Die Bundeswehr soll sich ein weiteres Jahr an der Friedenssicherung in Bosnien-Herzegowina beteiligen. Das Kabinett beschloss am Mittwoch eine erneute Mandatsverlängerung für die sogenannte "Althea"-Mission. Allerdings muss auch der Bundestag noch zustimmen.

Nach den Plänen von Verteidigungsminister Thomas de Maizière (CDU) soll die Obergrenze von derzeit 900 auf 800 Bundeswehrsoldaten sinken. Derzeit sind ohnehin lediglich 11 deutsche Einsatzkräfte vor Ort.
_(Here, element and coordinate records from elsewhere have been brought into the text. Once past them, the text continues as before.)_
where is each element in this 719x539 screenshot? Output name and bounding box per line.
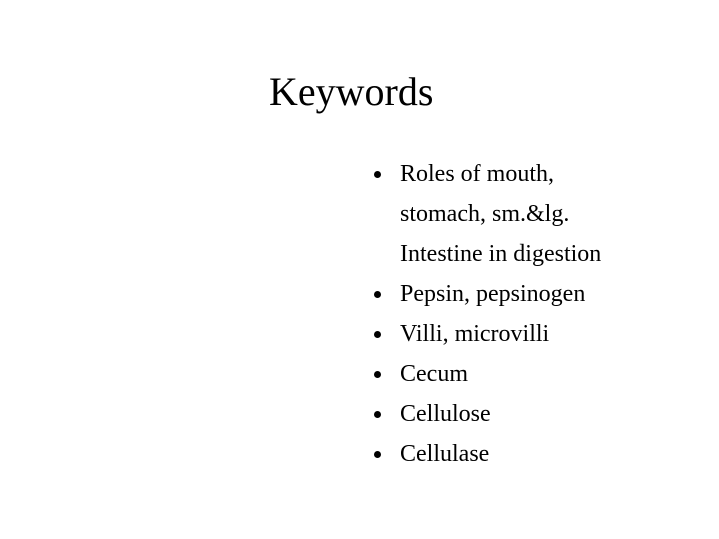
bullet-icon — [374, 331, 381, 338]
bullet-line: stomach, sm.&lg. — [400, 201, 570, 227]
bullet-icon — [374, 411, 381, 418]
bullet-item-cellulase — [374, 434, 674, 474]
bullet-line: Cellulose — [400, 401, 491, 427]
bullet-icon — [374, 451, 381, 458]
bullet-item-roles — [374, 154, 674, 274]
bullet-item-cecum — [374, 354, 674, 394]
slide-title: Keywords — [269, 69, 434, 114]
bullet-line: Villi, microvilli — [400, 321, 550, 347]
bullet-line: Cellulase — [400, 441, 490, 467]
bullet-line: Roles of mouth, — [400, 161, 554, 187]
bullet-icon — [374, 291, 381, 298]
bullet-icon — [374, 171, 381, 178]
bullet-line: Intestine in digestion — [400, 241, 602, 267]
bullet-item-cellulose — [374, 394, 674, 434]
bullet-item-pepsin — [374, 274, 674, 314]
bullet-line: Pepsin, pepsinogen — [400, 281, 586, 307]
bullet-icon — [374, 371, 381, 378]
bullet-text — [400, 274, 674, 314]
bullet-text — [400, 314, 674, 354]
bullet-text — [400, 154, 674, 274]
bullet-list — [374, 154, 674, 474]
bullet-text — [400, 354, 674, 394]
bullet-text — [400, 434, 674, 474]
bullet-text — [400, 394, 674, 434]
bullet-line: Cecum — [400, 361, 468, 387]
bullet-item-villi — [374, 314, 674, 354]
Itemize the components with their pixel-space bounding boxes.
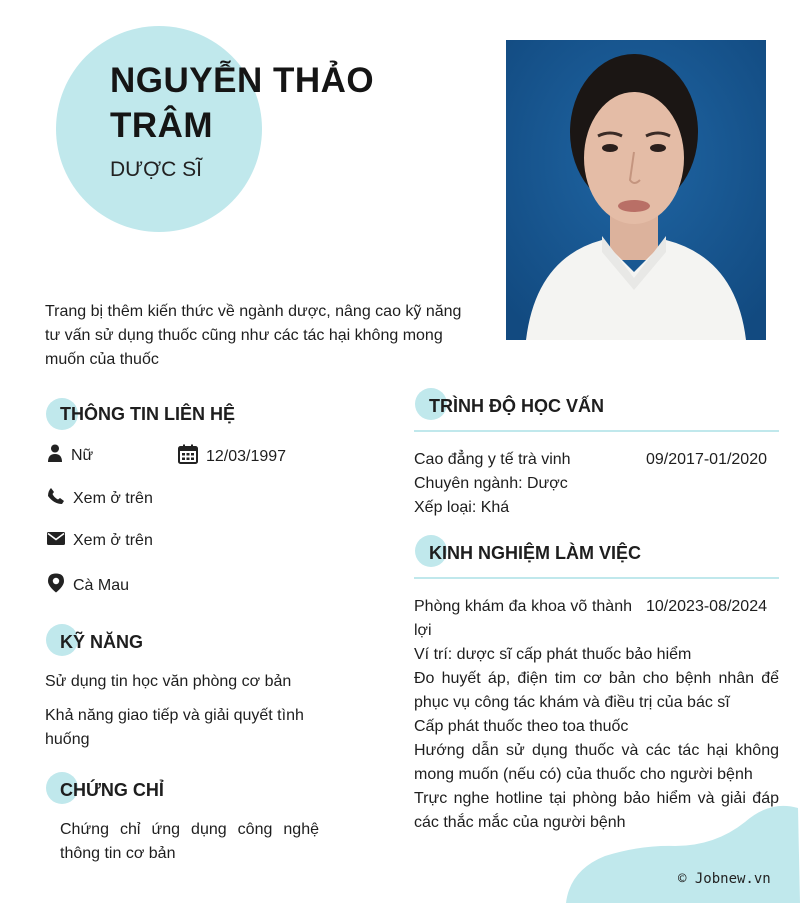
profile-photo	[506, 40, 766, 340]
experience-line: Trực nghe hotline tại phòng bảo hiểm và giải đáp các thắc mắc của người bệnh	[414, 790, 779, 831]
certificate-item: Chứng chỉ ứng dụng công nghệ thông tin cơ bản	[60, 821, 319, 862]
experience-period: 10/2023-08/2024	[646, 598, 767, 615]
career-objective: Trang bị thêm kiến thức về ngành dược, nâng cao kỹ năng tư vấn sử dụng thuốc cũng như các tác hại không mong muốn của thuốc	[45, 303, 462, 368]
experience-line: Hướng dẫn sử dụng thuốc và các tác hại không mong muốn (nếu có) của thuốc cho người bệnh	[414, 742, 779, 783]
experience-line: Cấp phát thuốc theo toa thuốc	[414, 718, 629, 735]
section-divider	[414, 577, 779, 579]
contact-email	[47, 530, 153, 551]
contact-phone	[47, 487, 153, 510]
education-school: Cao đẳng y tế trà vinh	[414, 451, 571, 468]
address-value: Cà Mau	[73, 576, 130, 594]
certificates-section-title: CHỨNG CHỈ	[60, 780, 164, 800]
experience-section-title: KINH NGHIỆM LÀM VIỆC	[429, 543, 642, 563]
skill-item: Sử dụng tin học văn phòng cơ bản	[45, 673, 292, 690]
skills-section-title: KỸ NĂNG	[60, 632, 144, 652]
email-icon	[47, 530, 73, 551]
experience-line: Ví trí: dược sĩ cấp phát thuốc bảo hiểm	[414, 646, 692, 663]
education-major: Chuyên ngành: Dược	[414, 475, 568, 492]
candidate-name: NGUYỄN THẢO TRÂM	[110, 61, 375, 145]
education-grade: Xếp loại: Khá	[414, 499, 510, 516]
copyright-text: © Jobnew.vn	[678, 871, 771, 887]
experience-line: Đo huyết áp, điện tim cơ bản cho bệnh nhân để phục vụ công tác khám và điều trị của bác sĩ	[414, 670, 779, 711]
location-icon	[47, 573, 73, 598]
person-icon	[47, 444, 71, 467]
phone-icon	[47, 487, 73, 510]
contact-gender	[47, 444, 93, 467]
contact-section-title: THÔNG TIN LIÊN HỆ	[60, 404, 235, 424]
contact-address	[47, 573, 129, 598]
calendar-icon	[178, 444, 206, 469]
experience-company: Phòng khám đa khoa võ thành lợi	[414, 598, 632, 639]
phone-value: Xem ở trên	[73, 489, 153, 507]
contact-birthdate	[178, 444, 286, 469]
section-divider	[414, 430, 779, 432]
education-section-title: TRÌNH ĐỘ HỌC VẤN	[429, 396, 604, 416]
education-period: 09/2017-01/2020	[646, 451, 767, 468]
job-title: DƯỢC SĨ	[110, 158, 202, 181]
email-value: Xem ở trên	[73, 531, 153, 549]
birthdate-value: 12/03/1997	[206, 447, 287, 465]
gender-value: Nữ	[71, 446, 94, 464]
skill-item: Khả năng giao tiếp và giải quyết tình huống	[45, 707, 304, 748]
Bei Bedarf könnten jedoch nach Ministeriumsangaben kurzfristig 500 Bundeswehr-Soldaten vom Kosovo nach Bosnien verlegt werden.

Der Bosnienkrieg in den frühen neunziger Jahren war der blutigste der Konflikte nach dem Zerfall des Vielvölkerstaats Jugoslawien. Nach der Unterzeichnung des Dayton-Friedensabkommens Ende 1995 wurde eine internationale Friedenstruppe in Bosnien stationiert, an der sich auch die Bundeswehr beteiligte. Sie soll bis heute den Frieden zwischen den verschiedenen ethnischen Gruppen garantieren.